Over the years, many Static members have come from or passed through a musical group that might surprise you — the Trinity Baptist Church Celebration Orchestra. White’s played bass there most Sunday mornings for as long as I’ve known him, and some years back he brought McCabe along to join him in the church’s Orchestra. Trinity drummer Bill Ney, uncle of “Possum,” connected his accordion-playing nephew with Static, while Static bandmembers have filled in at Trinity in several musical roles. Former Static drummer Trey Newmiller, who now plays with The Kadillacs, fronted by Trinity Cavern guitarist Joe Tartaglia, was one such Static-to-Trinity substitute. Jonathan Johnson, who’s now Static’s frontman, played acoustic guitar with White and McCabe at Trinity before joining the band, and now, Sara Beth, Johnson’s sister, will join Static as a special guest at Downtown At Sundown to add her interpretation of Taylor Swift and Mary Chapin Carpenter material. One last Trinity member, 17-year-old vocalist Katelynnn McCartney, will also guest at Downtown, joining Static on harmony vocals and tambourine.

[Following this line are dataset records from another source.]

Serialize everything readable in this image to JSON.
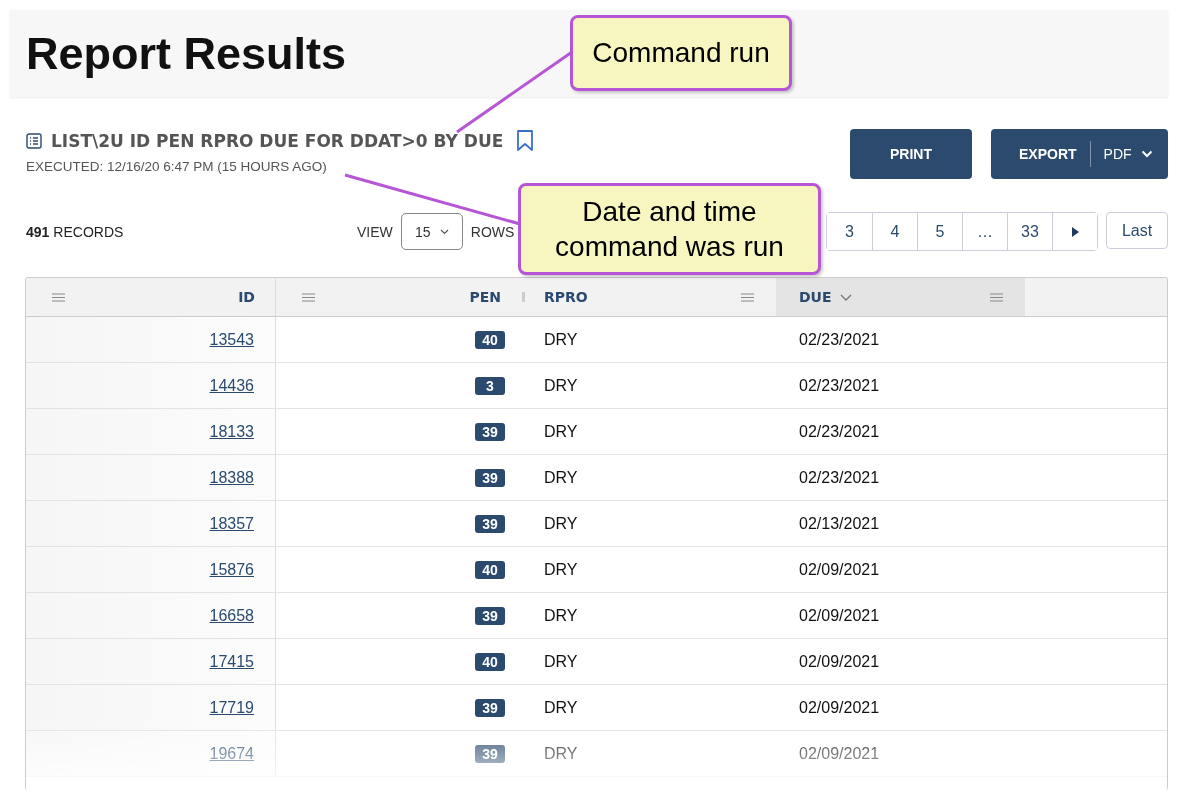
{
  "page_title": "Report Results",
  "command": {
    "text": "LIST\\2U ID PEN RPRO DUE FOR DDAT>0 BY DUE",
    "bookmarked": false
  },
  "executed": "EXECUTED: 12/16/20 6:47 PM (15 HOURS AGO)",
  "buttons": {
    "print": "PRINT",
    "export": "EXPORT",
    "format": "PDF"
  },
  "records": {
    "count": "491",
    "label": "RECORDS"
  },
  "view": {
    "label": "VIEW",
    "value": "15",
    "rows_label": "ROWS"
  },
  "pagination": {
    "pages": [
      "3",
      "4",
      "5",
      "…",
      "33"
    ],
    "last": "Last"
  },
  "table": {
    "columns": [
      {
        "label": "ID",
        "sorted": false
      },
      {
        "label": "PEN",
        "sorted": false
      },
      {
        "label": "RPRO",
        "sorted": false
      },
      {
        "label": "DUE",
        "sorted": true
      }
    ],
    "rows": [
      {
        "id": "13543",
        "pen": "40",
        "rpro": "DRY",
        "due": "02/23/2021"
      },
      {
        "id": "14436",
        "pen": "3",
        "rpro": "DRY",
        "due": "02/23/2021"
      },
      {
        "id": "18133",
        "pen": "39",
        "rpro": "DRY",
        "due": "02/23/2021"
      },
      {
        "id": "18388",
        "pen": "39",
        "rpro": "DRY",
        "due": "02/23/2021"
      },
      {
        "id": "18357",
        "pen": "39",
        "rpro": "DRY",
        "due": "02/13/2021"
      },
      {
        "id": "15876",
        "pen": "40",
        "rpro": "DRY",
        "due": "02/09/2021"
      },
      {
        "id": "16658",
        "pen": "39",
        "rpro": "DRY",
        "due": "02/09/2021"
      },
      {
        "id": "17415",
        "pen": "40",
        "rpro": "DRY",
        "due": "02/09/2021"
      },
      {
        "id": "17719",
        "pen": "39",
        "rpro": "DRY",
        "due": "02/09/2021"
      },
      {
        "id": "19674",
        "pen": "39",
        "rpro": "DRY",
        "due": "02/09/2021"
      }
    ]
  },
  "callouts": [
    {
      "text": "Command run"
    },
    {
      "text": "Date and time command was run"
    }
  ]
}
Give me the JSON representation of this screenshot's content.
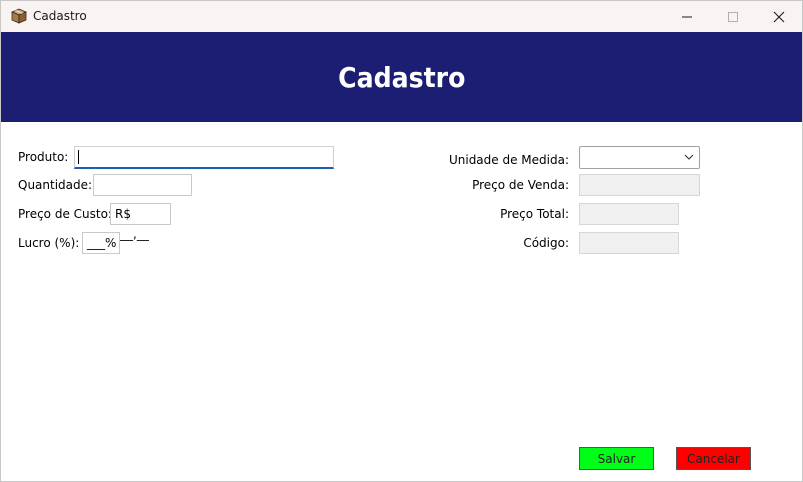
{
  "window": {
    "title": "Cadastro",
    "minimize_icon": "minimize-icon",
    "maximize_icon": "maximize-icon",
    "close_icon": "close-icon"
  },
  "header": {
    "title": "Cadastro"
  },
  "form": {
    "produto": {
      "label": "Produto:",
      "value": ""
    },
    "quantidade": {
      "label": "Quantidade:",
      "value": ""
    },
    "preco_custo": {
      "label": "Preço de Custo:",
      "value": "R$ ___,__"
    },
    "lucro": {
      "label": "Lucro (%):",
      "value": "___%"
    },
    "unidade_medida": {
      "label": "Unidade de Medida:",
      "value": ""
    },
    "preco_venda": {
      "label": "Preço de Venda:",
      "value": ""
    },
    "preco_total": {
      "label": "Preço Total:",
      "value": ""
    },
    "codigo": {
      "label": "Código:",
      "value": ""
    }
  },
  "buttons": {
    "save_label": "Salvar",
    "cancel_label": "Cancelar"
  },
  "colors": {
    "header_bg": "#1b1e73",
    "save_bg": "#00ff18",
    "cancel_bg": "#ff0000",
    "focus_accent": "#1a5fb4"
  }
}
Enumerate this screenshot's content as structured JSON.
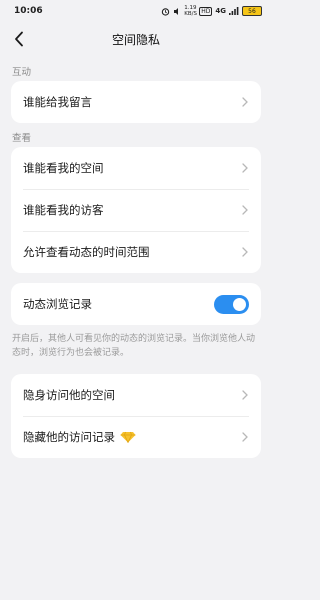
{
  "status": {
    "time": "10:06",
    "network": "1.19 KB/S",
    "hd": "HD",
    "signal": "4G",
    "battery": "56"
  },
  "header": {
    "title": "空间隐私"
  },
  "sections": {
    "interact": {
      "label": "互动",
      "items": [
        {
          "label": "谁能给我留言"
        }
      ]
    },
    "view": {
      "label": "查看",
      "items": [
        {
          "label": "谁能看我的空间"
        },
        {
          "label": "谁能看我的访客"
        },
        {
          "label": "允许查看动态的时间范围"
        }
      ]
    },
    "browse": {
      "label": "动态浏览记录",
      "toggle_on": true,
      "hint": "开启后，其他人可看见你的动态的浏览记录。当你浏览他人动态时，浏览行为也会被记录。"
    },
    "stealth": {
      "items": [
        {
          "label": "隐身访问他的空间"
        },
        {
          "label": "隐藏他的访问记录"
        }
      ]
    }
  },
  "colors": {
    "accent": "#2b8ef0",
    "background": "#f2f2f4",
    "gem": "#f6c22e"
  }
}
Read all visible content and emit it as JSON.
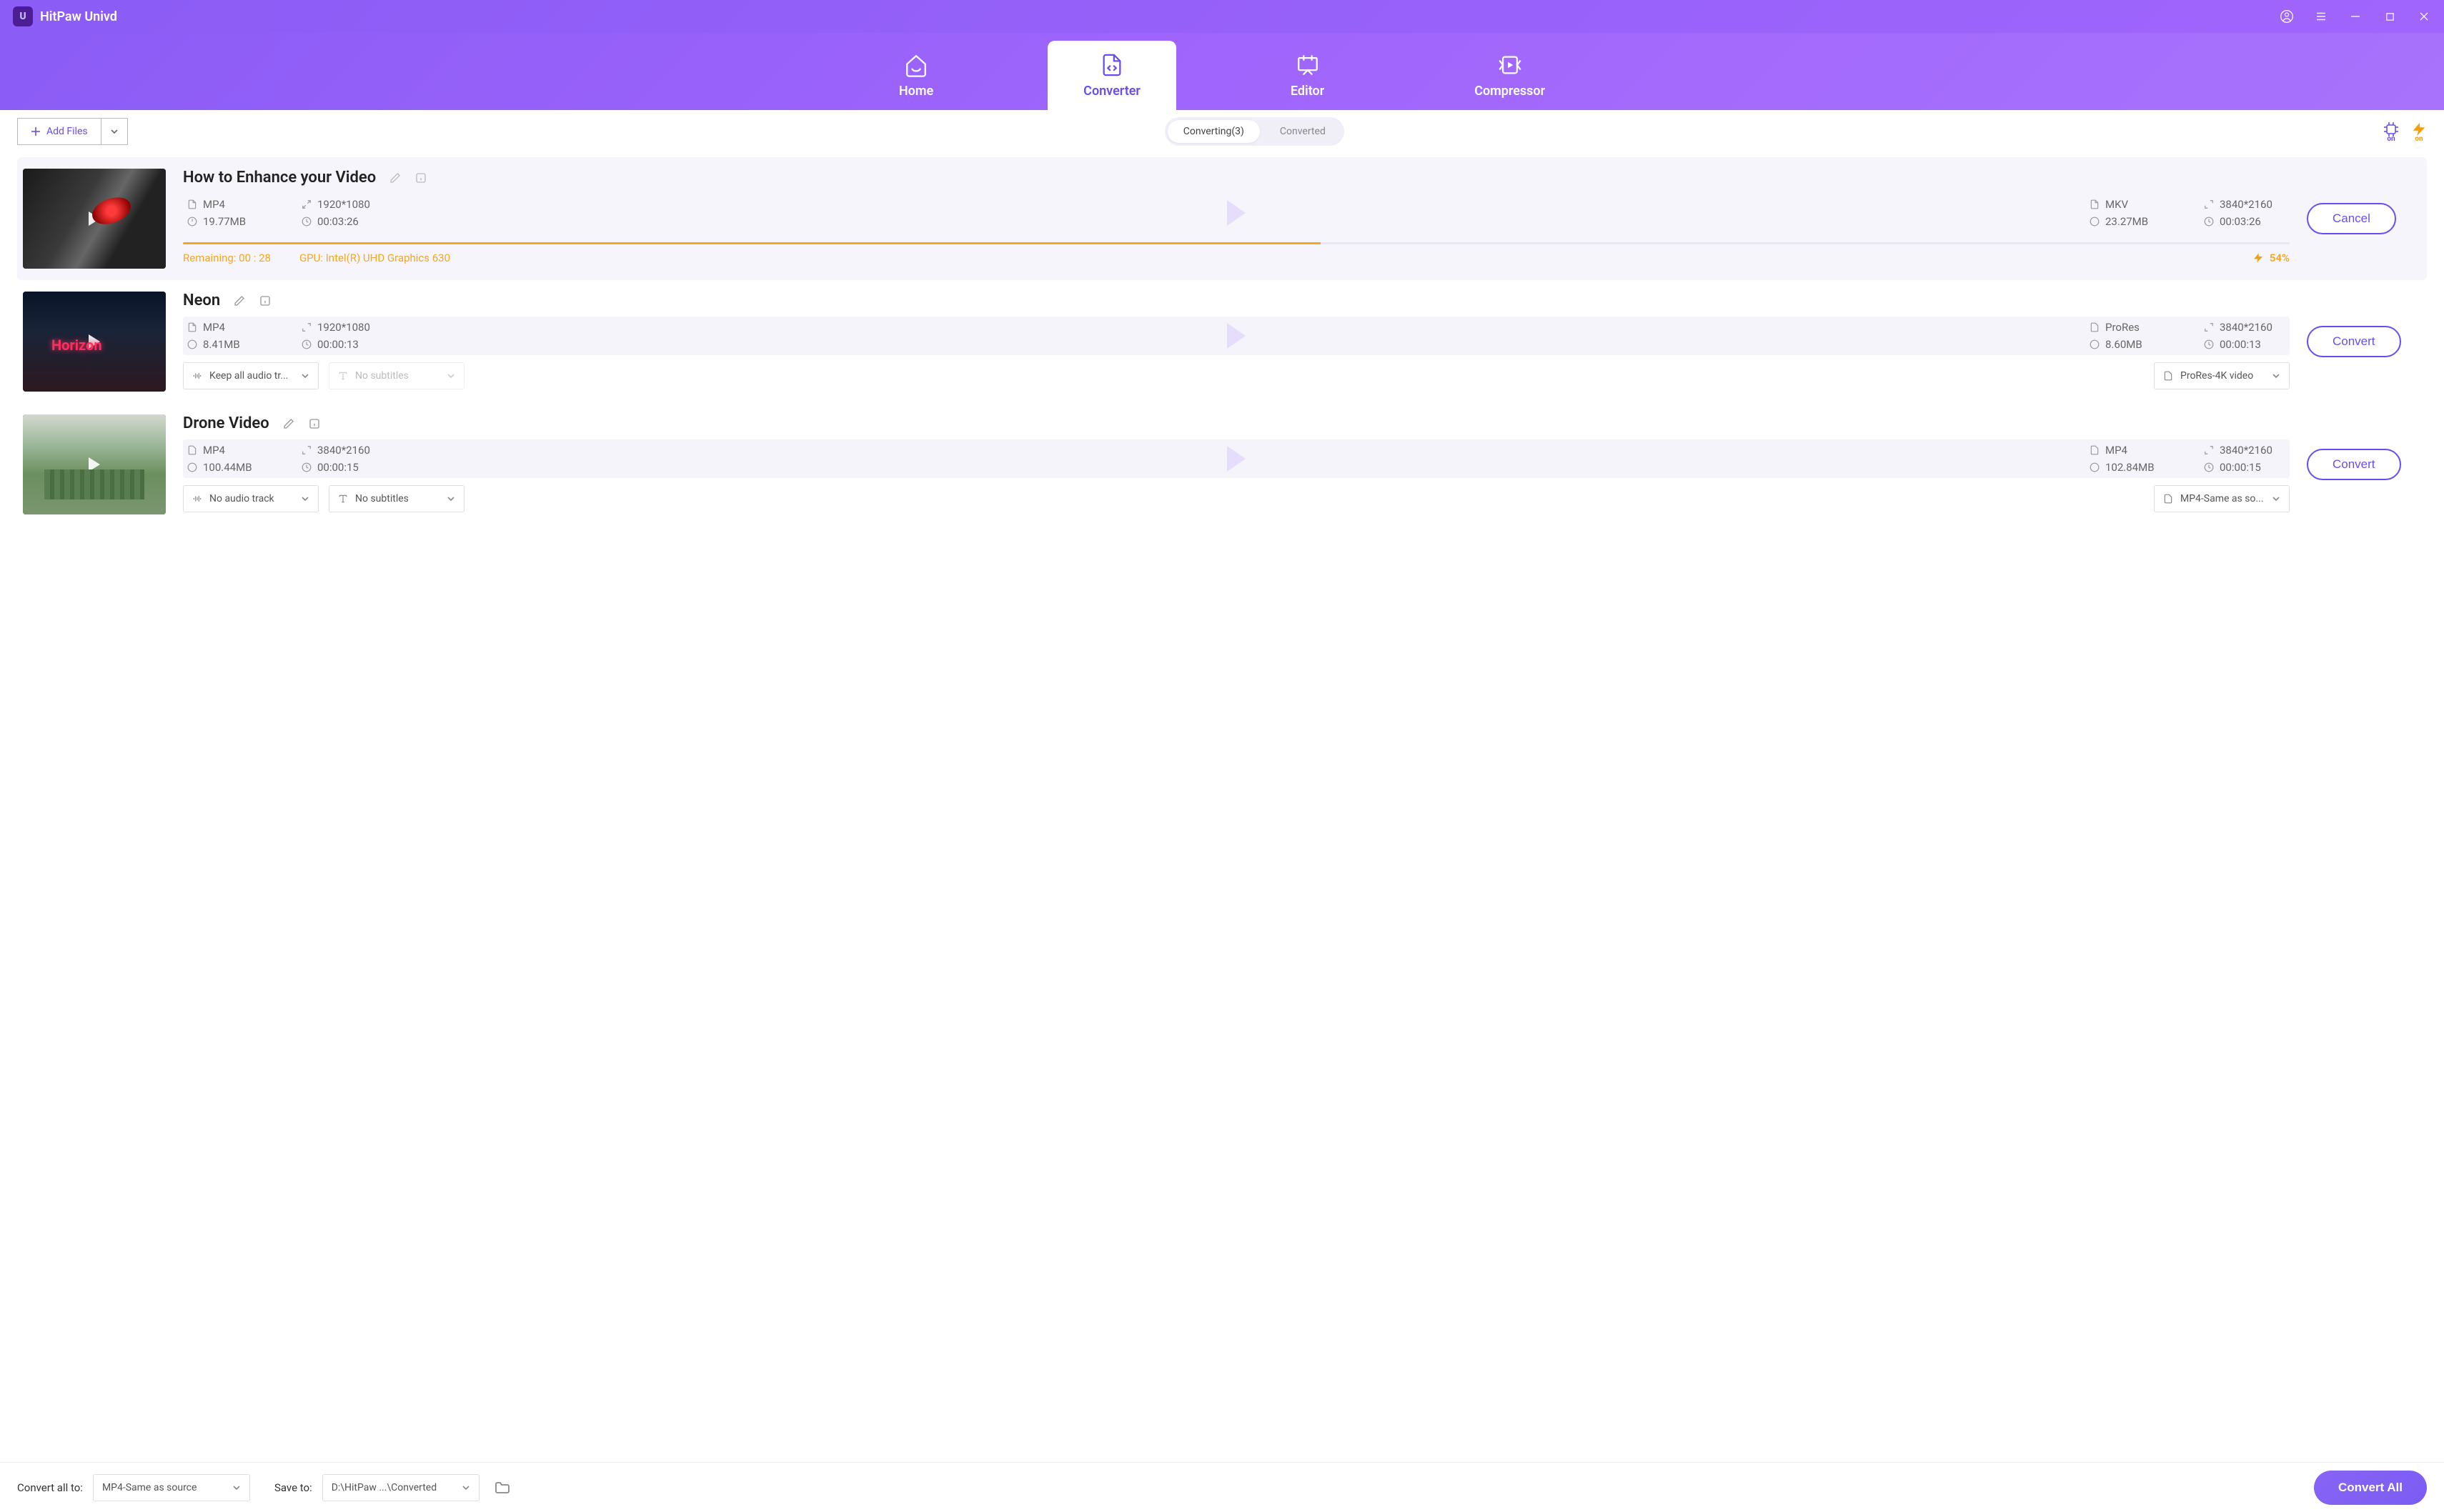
{
  "app": {
    "title": "HitPaw Univd"
  },
  "nav": {
    "home": "Home",
    "converter": "Converter",
    "editor": "Editor",
    "compressor": "Compressor"
  },
  "toolbar": {
    "addFiles": "Add Files",
    "converting": "Converting(3)",
    "converted": "Converted",
    "hwBadge": "on",
    "speedBadge": "on"
  },
  "items": [
    {
      "title": "How to Enhance your Video",
      "src": {
        "format": "MP4",
        "resolution": "1920*1080",
        "size": "19.77MB",
        "duration": "00:03:26"
      },
      "dst": {
        "format": "MKV",
        "resolution": "3840*2160",
        "size": "23.27MB",
        "duration": "00:03:26"
      },
      "converting": true,
      "progress": {
        "remaining": "Remaining: 00 : 28",
        "gpu": "GPU: Intel(R) UHD Graphics 630",
        "pct": "54%",
        "pctValue": 54
      },
      "action": "Cancel"
    },
    {
      "title": "Neon",
      "src": {
        "format": "MP4",
        "resolution": "1920*1080",
        "size": "8.41MB",
        "duration": "00:00:13"
      },
      "dst": {
        "format": "ProRes",
        "resolution": "3840*2160",
        "size": "8.60MB",
        "duration": "00:00:13"
      },
      "converting": false,
      "dropdowns": {
        "audio": "Keep all audio tr...",
        "subtitle": "No subtitles",
        "subtitleMuted": true,
        "output": "ProRes-4K video"
      },
      "action": "Convert"
    },
    {
      "title": "Drone Video",
      "src": {
        "format": "MP4",
        "resolution": "3840*2160",
        "size": "100.44MB",
        "duration": "00:00:15"
      },
      "dst": {
        "format": "MP4",
        "resolution": "3840*2160",
        "size": "102.84MB",
        "duration": "00:00:15"
      },
      "converting": false,
      "dropdowns": {
        "audio": "No audio track",
        "subtitle": "No subtitles",
        "subtitleMuted": false,
        "output": "MP4-Same as so..."
      },
      "action": "Convert"
    }
  ],
  "footer": {
    "convertAllToLabel": "Convert all to:",
    "convertAllToValue": "MP4-Same as source",
    "saveToLabel": "Save to:",
    "saveToValue": "D:\\HitPaw ...\\Converted",
    "convertAll": "Convert All"
  }
}
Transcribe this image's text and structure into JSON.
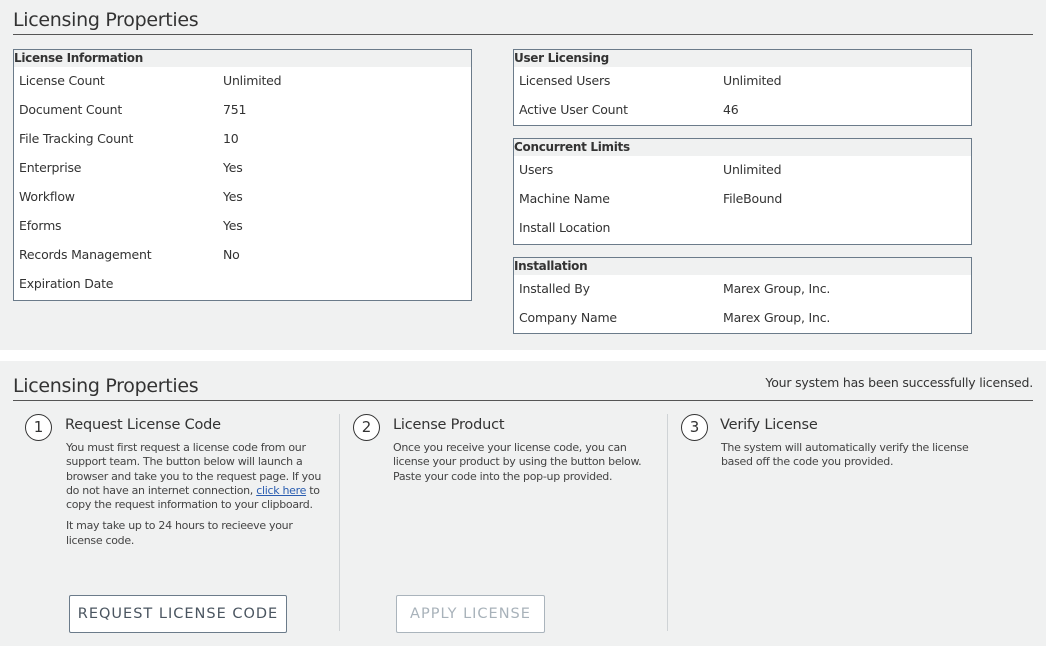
{
  "top": {
    "title": "Licensing Properties",
    "license_info": {
      "heading": "License Information",
      "rows": [
        {
          "label": "License Count",
          "value": "Unlimited"
        },
        {
          "label": "Document Count",
          "value": "751"
        },
        {
          "label": "File Tracking Count",
          "value": "10"
        },
        {
          "label": "Enterprise",
          "value": "Yes"
        },
        {
          "label": "Workflow",
          "value": "Yes"
        },
        {
          "label": "Eforms",
          "value": "Yes"
        },
        {
          "label": "Records Management",
          "value": "No"
        },
        {
          "label": "Expiration Date",
          "value": ""
        }
      ]
    },
    "user_licensing": {
      "heading": "User Licensing",
      "rows": [
        {
          "label": "Licensed Users",
          "value": "Unlimited"
        },
        {
          "label": "Active User Count",
          "value": "46"
        }
      ]
    },
    "concurrent_limits": {
      "heading": "Concurrent Limits",
      "rows": [
        {
          "label": "Users",
          "value": "Unlimited"
        },
        {
          "label": "Machine Name",
          "value": "FileBound"
        },
        {
          "label": "Install Location",
          "value": ""
        }
      ]
    },
    "installation": {
      "heading": "Installation",
      "rows": [
        {
          "label": "Installed By",
          "value": "Marex Group, Inc."
        },
        {
          "label": "Company Name",
          "value": "Marex Group, Inc."
        }
      ]
    }
  },
  "bottom": {
    "title": "Licensing Properties",
    "status": "Your system has been successfully licensed.",
    "steps": [
      {
        "number": "1",
        "title": "Request License Code",
        "text_before_link": "You must first request a license code from our support team. The button below will launch a browser and take you to the request page. If you do not have an internet connection, ",
        "link": "click here",
        "text_after_link": " to copy the request information to your clipboard.",
        "note": "It may take up to 24 hours to recieeve your license code.",
        "button": "REQUEST LICENSE CODE"
      },
      {
        "number": "2",
        "title": "License Product",
        "text": "Once you receive your license code, you can license your product by using the button below. Paste your code into the pop-up provided.",
        "button": "APPLY LICENSE"
      },
      {
        "number": "3",
        "title": "Verify License",
        "text": "The system will automatically verify the license based off the code you provided."
      }
    ]
  }
}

From their first Mardi Gras ball season, Static found their footing and became a fixture on the special event circuit, performing for civic groups, private and public holiday parties, and weddings, as well as bar and club dates. For those shows, Static’s covers of well-known contemporary good time rock music has been key, but the band have also played original music, with each lineup tweaking the material to its own strengths. Last year, the current group laid down eight tracks of originals and a couple of special interpretations of others’ songs; you can expect them to flesh out the EP they’re selling at their gigs (released on their own Shrimpboat label) to a full length record in due course. Meantime, you can also get copies of their “Mudbug” release, featuring many of the originals and earlier specialty covers their fans still shout for. You can get a taste of Static’s sound from their myspace page, www.myspace.com/staticlapartyband, but to truly appreciate their effervescent fun, you have to come out and see them live.

Which brings me back to Downtown At Sundown. There’s nothing quite like a block party to bring a community together. If you eat and drink and dance under the sun, babies bouncing on dad’s shoulders, kids chasing each other to new heights of underfootedness, you can’t help but pass a good time. My highest standard against which all other block parties shall forever be measured are the annual eleven-day Little Italy (New York) celebrations of the Feast of San Gennaro, the Saint of Naples, featuring the procession of religious relics and statues, followed by sausage and pepper sandwich vendors and cheap souvenir booths in ample quantity to satisfy the one million annual visitors to the festival, and the permanent block party that runs for miles along Manhattan’s Ninth Avenue, with its endless string of ethnic restaurants barbecuing in the street while music of unnamable weirdness pours out of makeshift PAs and tinny CD player loudspeakers from everywhere, but focuses each spring on a mile-long section from 37th to 57th streets, and calls itself the Ninth Avenue International Food Festival. Well I’m here to testify that Lake Charles’ version of the block party — four glorious sessions of Downtown At Sundown — stand tall and proud alongside the block parties that are New York’s finest. You bring out the babies and grandbabies this Friday night and check it out.